Salem hogs all the limelight when it comes to haunted happenings, but there are plenty of ghostly tales in Boston as well, including out on Georges Island. And this October 31 marks the 150th anniversary of a particularly noteworthy date in the history of Fort Warren, that granite garrison out on Georges Island.
It was on October 31, 1861, that the first Confederate prisoners of war arrived at Georges Island. Colonel Justin Dimick, a West Point graduate and veteran of the Mexican-American War, was told to ready the fort for the arrival of 150 prisoners, so he was understandably shocked when the steamer docked at the island with more than 800 political and military prisoners. Fort Warren was overrun and ill-prepared, which resulted in food rations and prisoners sleeping on floors. A newspaper account from November 1861 reported that when the prisoners arrived at Fort Warren “pity rather than the hatred of the visitors was excited by the sad spectacle.”
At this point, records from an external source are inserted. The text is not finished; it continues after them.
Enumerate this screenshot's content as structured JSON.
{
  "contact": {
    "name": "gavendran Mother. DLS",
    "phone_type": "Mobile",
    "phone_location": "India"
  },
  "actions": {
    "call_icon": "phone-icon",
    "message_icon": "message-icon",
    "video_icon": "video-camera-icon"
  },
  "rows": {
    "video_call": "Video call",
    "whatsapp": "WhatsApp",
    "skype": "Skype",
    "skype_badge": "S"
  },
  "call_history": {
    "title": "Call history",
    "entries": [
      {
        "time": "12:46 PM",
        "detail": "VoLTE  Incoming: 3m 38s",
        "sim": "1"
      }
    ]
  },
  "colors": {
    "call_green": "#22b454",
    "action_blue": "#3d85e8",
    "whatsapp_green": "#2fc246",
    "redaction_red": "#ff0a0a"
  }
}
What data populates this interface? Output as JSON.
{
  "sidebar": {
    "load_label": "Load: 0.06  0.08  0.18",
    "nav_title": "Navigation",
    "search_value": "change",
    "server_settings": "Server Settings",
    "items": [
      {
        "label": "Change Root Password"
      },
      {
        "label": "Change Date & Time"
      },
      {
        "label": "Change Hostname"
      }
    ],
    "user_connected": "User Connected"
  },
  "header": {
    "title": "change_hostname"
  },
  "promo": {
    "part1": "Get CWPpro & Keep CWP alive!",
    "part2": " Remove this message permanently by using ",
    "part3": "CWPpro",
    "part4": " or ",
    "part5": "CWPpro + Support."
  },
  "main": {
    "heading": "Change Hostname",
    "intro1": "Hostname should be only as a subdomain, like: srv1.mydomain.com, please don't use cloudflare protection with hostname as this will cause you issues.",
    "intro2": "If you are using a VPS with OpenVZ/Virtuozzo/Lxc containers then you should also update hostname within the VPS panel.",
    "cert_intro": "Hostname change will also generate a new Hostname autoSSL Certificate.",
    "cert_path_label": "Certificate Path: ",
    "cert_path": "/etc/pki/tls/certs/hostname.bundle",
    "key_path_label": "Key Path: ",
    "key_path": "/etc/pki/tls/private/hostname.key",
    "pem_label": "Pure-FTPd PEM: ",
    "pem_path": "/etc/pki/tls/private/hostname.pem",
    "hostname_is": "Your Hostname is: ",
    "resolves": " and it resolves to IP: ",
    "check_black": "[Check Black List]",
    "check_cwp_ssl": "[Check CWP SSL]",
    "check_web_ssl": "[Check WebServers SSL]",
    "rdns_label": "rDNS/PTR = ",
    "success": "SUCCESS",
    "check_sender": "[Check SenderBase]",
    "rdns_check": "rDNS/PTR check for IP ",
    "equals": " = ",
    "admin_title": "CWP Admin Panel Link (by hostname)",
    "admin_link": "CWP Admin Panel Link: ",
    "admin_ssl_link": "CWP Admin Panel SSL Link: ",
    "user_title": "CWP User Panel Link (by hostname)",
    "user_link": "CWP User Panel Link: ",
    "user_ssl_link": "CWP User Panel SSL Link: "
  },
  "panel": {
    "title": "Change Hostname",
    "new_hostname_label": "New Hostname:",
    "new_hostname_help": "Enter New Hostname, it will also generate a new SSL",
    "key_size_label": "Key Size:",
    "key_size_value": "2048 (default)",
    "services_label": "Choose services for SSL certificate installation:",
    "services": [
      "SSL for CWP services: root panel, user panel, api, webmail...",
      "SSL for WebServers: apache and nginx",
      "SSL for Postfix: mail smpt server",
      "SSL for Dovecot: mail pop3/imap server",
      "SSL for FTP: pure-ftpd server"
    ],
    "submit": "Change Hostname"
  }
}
What’s remarkable is how Bostonians responded to the plight of the enemy. They donated food, beds, and other supplies to assist the Confederate prisoners, hoping that proper treatment of the prisoners might inspire equal compassion toward Union prisoners of war. The story of Boston’s response to the crisis at Fort Warren and Dimick’s role in ensuring the prisoners were treated humanely is a remarkable one, and you can read more about it in an article I wrote for The New York Times Disunion blog.
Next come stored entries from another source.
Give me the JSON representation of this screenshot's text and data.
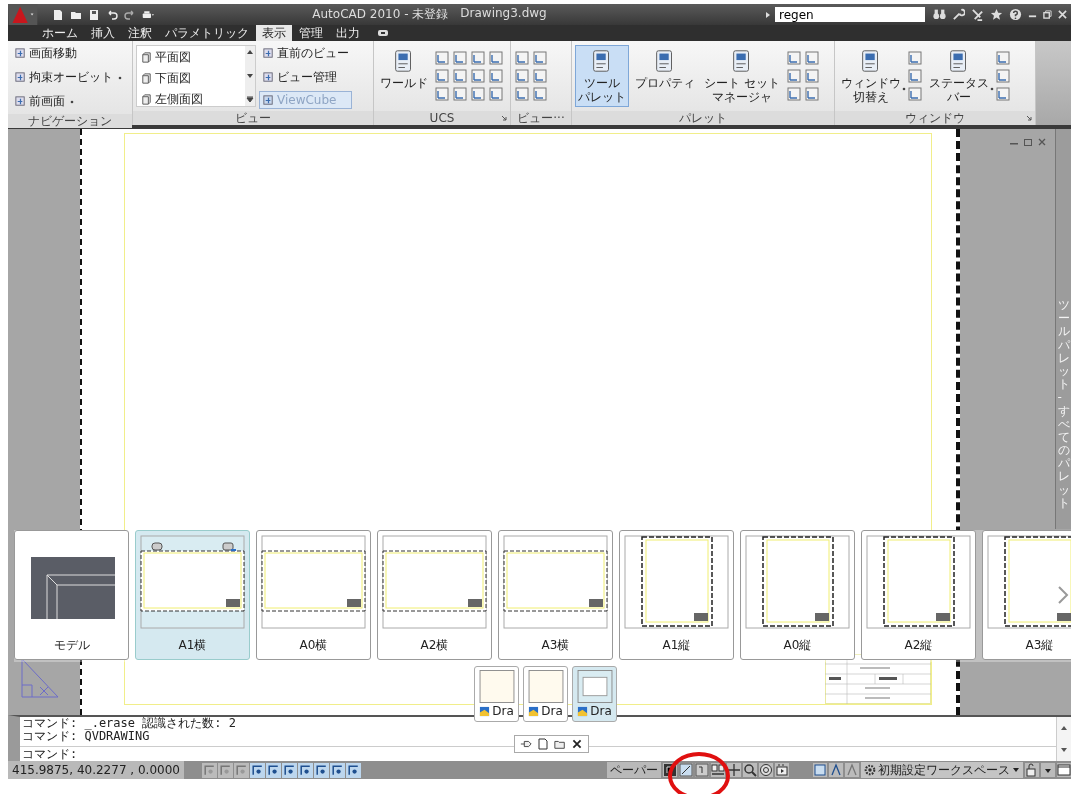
{
  "title_bar": {
    "title": "AutoCAD 2010 - 未登録",
    "document": "Drawing3.dwg",
    "search_value": "regen"
  },
  "ribbon_tabs": [
    {
      "label": "ホーム",
      "selected": false
    },
    {
      "label": "挿入",
      "selected": false
    },
    {
      "label": "注釈",
      "selected": false
    },
    {
      "label": "パラメトリック",
      "selected": false
    },
    {
      "label": "表示",
      "selected": true
    },
    {
      "label": "管理",
      "selected": false
    },
    {
      "label": "出力",
      "selected": false
    }
  ],
  "ribbon_panels": [
    {
      "title": "ナビゲーション",
      "launcher": false,
      "groups": [
        {
          "kind": "small_list",
          "items": [
            {
              "label": "画面移動",
              "dropdown": false,
              "disabled": false
            },
            {
              "label": "拘束オービット",
              "dropdown": true,
              "disabled": false
            },
            {
              "label": "前画面",
              "dropdown": true,
              "disabled": false
            }
          ]
        }
      ]
    },
    {
      "title": "ビュー",
      "launcher": false,
      "groups": [
        {
          "kind": "listbox",
          "items": [
            {
              "label": "平面図"
            },
            {
              "label": "下面図"
            },
            {
              "label": "左側面図"
            }
          ]
        },
        {
          "kind": "small_list",
          "items": [
            {
              "label": "直前のビュー",
              "dropdown": false,
              "disabled": false
            },
            {
              "label": "ビュー管理",
              "dropdown": false,
              "disabled": false
            },
            {
              "label": "ViewCube",
              "dropdown": false,
              "disabled": true
            }
          ]
        }
      ]
    },
    {
      "title": "UCS",
      "launcher": true,
      "groups": [
        {
          "kind": "large",
          "lines": [
            "ワールド"
          ],
          "selected": false,
          "dropdown": false
        },
        {
          "kind": "grid4"
        }
      ]
    },
    {
      "title": "ビュー···",
      "launcher": false,
      "groups": [
        {
          "kind": "grid2"
        }
      ]
    },
    {
      "title": "パレット",
      "launcher": false,
      "groups": [
        {
          "kind": "large",
          "lines": [
            "ツール",
            "パレット"
          ],
          "selected": true,
          "dropdown": false
        },
        {
          "kind": "large",
          "lines": [
            "プロパティ"
          ],
          "selected": false,
          "dropdown": false
        },
        {
          "kind": "large",
          "lines": [
            "シート セット",
            "マネージャ"
          ],
          "selected": false,
          "dropdown": false
        },
        {
          "kind": "grid2"
        }
      ]
    },
    {
      "title": "ウィンドウ",
      "launcher": true,
      "groups": [
        {
          "kind": "large",
          "lines": [
            "ウィンドウ",
            "切替え"
          ],
          "selected": false,
          "dropdown": true
        },
        {
          "kind": "column"
        },
        {
          "kind": "large",
          "lines": [
            "ステータス",
            "バー"
          ],
          "selected": false,
          "dropdown": true
        },
        {
          "kind": "column"
        }
      ]
    }
  ],
  "palette_title": "ツールパレット - すべてのパレット",
  "layouts": [
    {
      "label": "モデル",
      "kind": "model",
      "selected": false
    },
    {
      "label": "A1横",
      "kind": "landscape",
      "selected": true
    },
    {
      "label": "A0横",
      "kind": "landscape",
      "selected": false
    },
    {
      "label": "A2横",
      "kind": "landscape",
      "selected": false
    },
    {
      "label": "A3横",
      "kind": "landscape",
      "selected": false
    },
    {
      "label": "A1縦",
      "kind": "portrait",
      "selected": false
    },
    {
      "label": "A0縦",
      "kind": "portrait",
      "selected": false
    },
    {
      "label": "A2縦",
      "kind": "portrait",
      "selected": false
    },
    {
      "label": "A3縦",
      "kind": "portrait",
      "selected": false
    }
  ],
  "drawings": [
    {
      "label": "Dra",
      "selected": false
    },
    {
      "label": "Dra",
      "selected": false
    },
    {
      "label": "Dra",
      "selected": true
    }
  ],
  "command_lines": [
    "コマンド: _.erase 認識された数: 2",
    "コマンド: QVDRAWING"
  ],
  "command_prompt": "コマンド:",
  "status_bar": {
    "coordinates": "415.9875, 40.2277 , 0.0000",
    "toggles": [
      {
        "on": false
      },
      {
        "on": false
      },
      {
        "on": false
      },
      {
        "on": true
      },
      {
        "on": true
      },
      {
        "on": true
      },
      {
        "on": true
      },
      {
        "on": true
      },
      {
        "on": true
      },
      {
        "on": true
      }
    ],
    "space": "ペーパー",
    "workspace": "初期設定ワークスペース"
  }
}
While Dimick’s story is little known, if you were to ask anyone familiar with Georges Island what its most enduring story is, they would respond by telling you about “The Lady in Black.” Popularized by historian Edward Rowe Snow, this tale is now an essential part of the island’s fabric. According to the legend, the wife of a Confederate prisoner, dressed as a man and brandishing a pistol, snuck into the fort in an attempt to free her newlywed husband. She succeeded in reaching her husband’s cell, but as they tried to escape the dungeon, Union troops discovered their scheme and notified Colonel Dimick. When the colonel came upon the pair, the wife fired at Dimick, but her gun exploded and killed her husband instead.
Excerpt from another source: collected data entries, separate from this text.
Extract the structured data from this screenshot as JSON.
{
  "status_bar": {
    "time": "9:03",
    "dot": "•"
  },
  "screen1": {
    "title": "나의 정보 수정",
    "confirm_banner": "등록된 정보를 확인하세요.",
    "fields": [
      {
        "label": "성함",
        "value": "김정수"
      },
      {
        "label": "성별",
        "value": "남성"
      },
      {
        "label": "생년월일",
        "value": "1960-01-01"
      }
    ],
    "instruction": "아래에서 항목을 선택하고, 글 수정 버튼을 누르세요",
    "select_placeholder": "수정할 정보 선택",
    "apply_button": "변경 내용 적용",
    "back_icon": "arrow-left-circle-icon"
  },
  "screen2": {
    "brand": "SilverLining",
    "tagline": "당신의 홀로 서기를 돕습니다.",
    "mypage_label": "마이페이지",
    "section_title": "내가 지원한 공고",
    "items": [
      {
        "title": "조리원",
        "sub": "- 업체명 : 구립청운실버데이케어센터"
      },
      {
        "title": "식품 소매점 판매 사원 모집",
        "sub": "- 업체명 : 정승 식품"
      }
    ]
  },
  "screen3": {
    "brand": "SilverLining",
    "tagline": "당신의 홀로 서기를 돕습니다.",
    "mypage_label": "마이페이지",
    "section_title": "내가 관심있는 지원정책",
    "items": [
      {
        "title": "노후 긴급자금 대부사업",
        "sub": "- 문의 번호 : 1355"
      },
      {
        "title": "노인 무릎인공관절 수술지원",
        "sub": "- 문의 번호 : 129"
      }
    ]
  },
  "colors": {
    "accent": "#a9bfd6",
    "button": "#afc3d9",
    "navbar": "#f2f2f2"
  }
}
To make a bad day even worse, Dimick had no choice but to order the woman to hang as a spy. Before her execution, she requested that she be properly dressed in women’s clothing. She was given black robes and hanged from the gallows.
Now we never like to have history get in the way of a good ghost story, but there are no recorded instances of Confederate soldiers or Confederate sympathizers being executed at Fort Warren. However, from the Civil War through the Second World War, many a soldier stationed on the parapets claimed to see the frightening ghost of the Lady in Black, who is said to prowl through the fort’s many passageways to this day. As far back as January 1862, the Gloucester Telegraph reported that sentinels keeping midnight rounds saw a spiritual phenomena near some of the rebel graves. The soldiers reported spying the image of an old woman “vindictively frisking about the ruins of an old building from which she was ejected some time previous to her death.”
I’ve yet to have the pleasure of meeting the Lady in Black. But if any of you have seen her, let me know!